Não percebo desse modo, já que, sim, estamos falando a mesma língua, haja vista que mesmo para não falar da realidade, dela antes se deve saber, mesmo que apenas para a sua exclusão.
Mas não se trata propriamente de exclusão, mas de não reconhecer a “realidade” como um fundamento relevante. Quando alguém recorre a um argumento do tipo “estou falando da simples realidade”, fica claro que ele não pode ou não quer realmente discutir. Discutir é dizer qual é essa realidade, expor os critérios do “real” e, portanto, ficar sujeito a críticas.
oGuto escreveu:Isso posto, também não há equivalência entre a mais que comum “ficada” com a putaria, como colocado pelo caro Mike Logan.
Respondendo por mim, nada digo sobre “equivalência”, mas sobre diferença contínua, ou seja, sobre a permanência de alguns aspectos fundamentais e discrepância de outros.
oGuto escreveu: E mais uma vez, também tem a ver com o fato de que mesmo o chamado sexo casual envolve algum mútuo senso crítico (como diria o caro Compson, interesses explícitos ou ocultos) o que não ocorre na putaria.
(...)
E quando falo de “senso crítico”, me refiro apenas às avaliações automáticas (prévias e posteriores) ativadas em tal situação (não necessariamente certas, nem erradas) e não a grandes elucubrações, ou seja, nada muito profundo.
Esta questão do “senso crítico” permite-me falar do sujeito do desejo, o que me levará a rematar brilhantemente meu sistema das relações sexuais. Tomemos a seguinte proposição:
S deseja P.
Colocada em contexto externo à putaria, onde S e P são dois indivíduos humanos. Pois bem, analisemos o que ela significa.
S, o sujeito, é um indivíduo humano, portanto dotado de consciência. Portanto, S é capaz de criar uma representação de si mesmo por meio da qual ele acredita poder se conhecer. Digo “acredita”, pois é razoavelmente pacífico que o maior desafio de conhecimento é “conhecer-se a si mesmo”, do que já sabiam os gregos lá pelo século VI ou VII a.C.
Essa representação não parte exclusivamente de S, mas dos estímulos que S recebe do ambiente, que condicionará parcialmente seus gostos e sua personalidade: por exemplo, se os pais de S forem demasiadamente protetores, S pode desenvolver expectativas de proteção em relação ao meio social; se forem demasiadamente negligentes, S pode considerar-se socialmente indesejável, e assim por diante, lembrando-se que os pais são só um exemplo.
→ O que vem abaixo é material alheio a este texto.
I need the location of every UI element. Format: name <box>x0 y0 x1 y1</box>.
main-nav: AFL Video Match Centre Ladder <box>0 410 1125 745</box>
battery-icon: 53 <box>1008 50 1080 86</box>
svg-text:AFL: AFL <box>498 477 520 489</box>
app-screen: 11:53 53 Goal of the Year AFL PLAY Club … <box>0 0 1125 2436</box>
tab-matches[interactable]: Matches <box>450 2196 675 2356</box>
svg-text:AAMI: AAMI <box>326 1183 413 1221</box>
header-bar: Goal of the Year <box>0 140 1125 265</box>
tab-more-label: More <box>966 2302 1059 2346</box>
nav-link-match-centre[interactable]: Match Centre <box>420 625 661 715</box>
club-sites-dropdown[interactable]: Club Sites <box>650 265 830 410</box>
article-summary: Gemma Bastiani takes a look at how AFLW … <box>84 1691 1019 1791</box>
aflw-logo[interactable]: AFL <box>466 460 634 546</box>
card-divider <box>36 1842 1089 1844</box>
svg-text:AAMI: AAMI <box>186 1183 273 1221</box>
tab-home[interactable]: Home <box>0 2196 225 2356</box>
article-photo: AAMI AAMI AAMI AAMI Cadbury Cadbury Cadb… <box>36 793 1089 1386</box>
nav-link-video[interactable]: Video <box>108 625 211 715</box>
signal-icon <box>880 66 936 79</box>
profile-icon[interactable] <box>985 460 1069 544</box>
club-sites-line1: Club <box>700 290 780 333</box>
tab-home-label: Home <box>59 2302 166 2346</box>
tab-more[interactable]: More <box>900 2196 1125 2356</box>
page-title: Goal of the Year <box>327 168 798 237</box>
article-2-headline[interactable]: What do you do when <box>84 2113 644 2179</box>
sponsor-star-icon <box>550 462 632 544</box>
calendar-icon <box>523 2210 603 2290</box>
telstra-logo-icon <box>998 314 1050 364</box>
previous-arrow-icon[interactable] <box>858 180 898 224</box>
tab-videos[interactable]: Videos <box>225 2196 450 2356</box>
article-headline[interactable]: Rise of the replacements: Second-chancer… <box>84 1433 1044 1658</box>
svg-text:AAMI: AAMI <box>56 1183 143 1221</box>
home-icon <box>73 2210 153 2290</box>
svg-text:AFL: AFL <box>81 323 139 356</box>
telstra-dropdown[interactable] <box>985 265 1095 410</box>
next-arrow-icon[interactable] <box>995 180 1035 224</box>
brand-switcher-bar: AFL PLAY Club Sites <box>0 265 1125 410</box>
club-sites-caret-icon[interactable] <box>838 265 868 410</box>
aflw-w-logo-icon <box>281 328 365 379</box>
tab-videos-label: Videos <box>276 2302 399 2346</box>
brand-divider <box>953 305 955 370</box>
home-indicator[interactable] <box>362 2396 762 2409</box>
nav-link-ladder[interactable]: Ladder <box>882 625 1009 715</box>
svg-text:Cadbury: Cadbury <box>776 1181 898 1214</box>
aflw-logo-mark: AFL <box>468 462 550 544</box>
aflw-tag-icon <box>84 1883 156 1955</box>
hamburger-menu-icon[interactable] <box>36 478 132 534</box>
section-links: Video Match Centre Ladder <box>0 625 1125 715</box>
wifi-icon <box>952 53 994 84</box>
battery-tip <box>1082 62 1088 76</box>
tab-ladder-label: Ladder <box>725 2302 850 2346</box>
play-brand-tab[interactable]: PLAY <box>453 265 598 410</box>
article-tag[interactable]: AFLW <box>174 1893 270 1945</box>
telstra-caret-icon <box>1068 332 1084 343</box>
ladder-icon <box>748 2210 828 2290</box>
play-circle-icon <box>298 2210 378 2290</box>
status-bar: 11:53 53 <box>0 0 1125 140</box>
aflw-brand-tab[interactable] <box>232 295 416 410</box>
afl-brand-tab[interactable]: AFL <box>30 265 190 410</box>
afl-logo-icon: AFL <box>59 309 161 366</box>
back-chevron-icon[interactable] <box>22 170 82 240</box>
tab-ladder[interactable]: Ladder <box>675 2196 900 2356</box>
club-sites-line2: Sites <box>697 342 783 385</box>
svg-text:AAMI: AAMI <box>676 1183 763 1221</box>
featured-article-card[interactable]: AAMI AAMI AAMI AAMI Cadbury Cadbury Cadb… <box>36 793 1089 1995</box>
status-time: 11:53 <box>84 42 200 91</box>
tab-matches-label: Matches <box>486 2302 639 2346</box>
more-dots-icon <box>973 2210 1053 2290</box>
Assim, S compreende e planeja seu comportamento a partir de uma representação de si mesmo que é sujeita a internalização de sugestões externas e revela-se necessariamente imperfeita e ilusória.
S deseja P, portanto, S conhece
P, o predicado (salvo se P for produto da imaginação de S, o que, como veremos, não fará muita diferença). Por conhecer P, S o representa do mesmo modo que representa a si mesmo, ou seja, pela seleção de uma série de traços que podem ou não corresponder ao verdadeiro P.
Portanto, para S, P não é um indivíduo concreto, mas apenas uma representação mental falível. Assim, quando dizemos “S deseja P”, na verdade S e P são apenas metáforas para “autorrepresentação de S” e “representação de P por S”, ambas, por definição, ilusórias e imperfeitas. Esclarecido isso, resta saber o que significa a cópula “desejar”.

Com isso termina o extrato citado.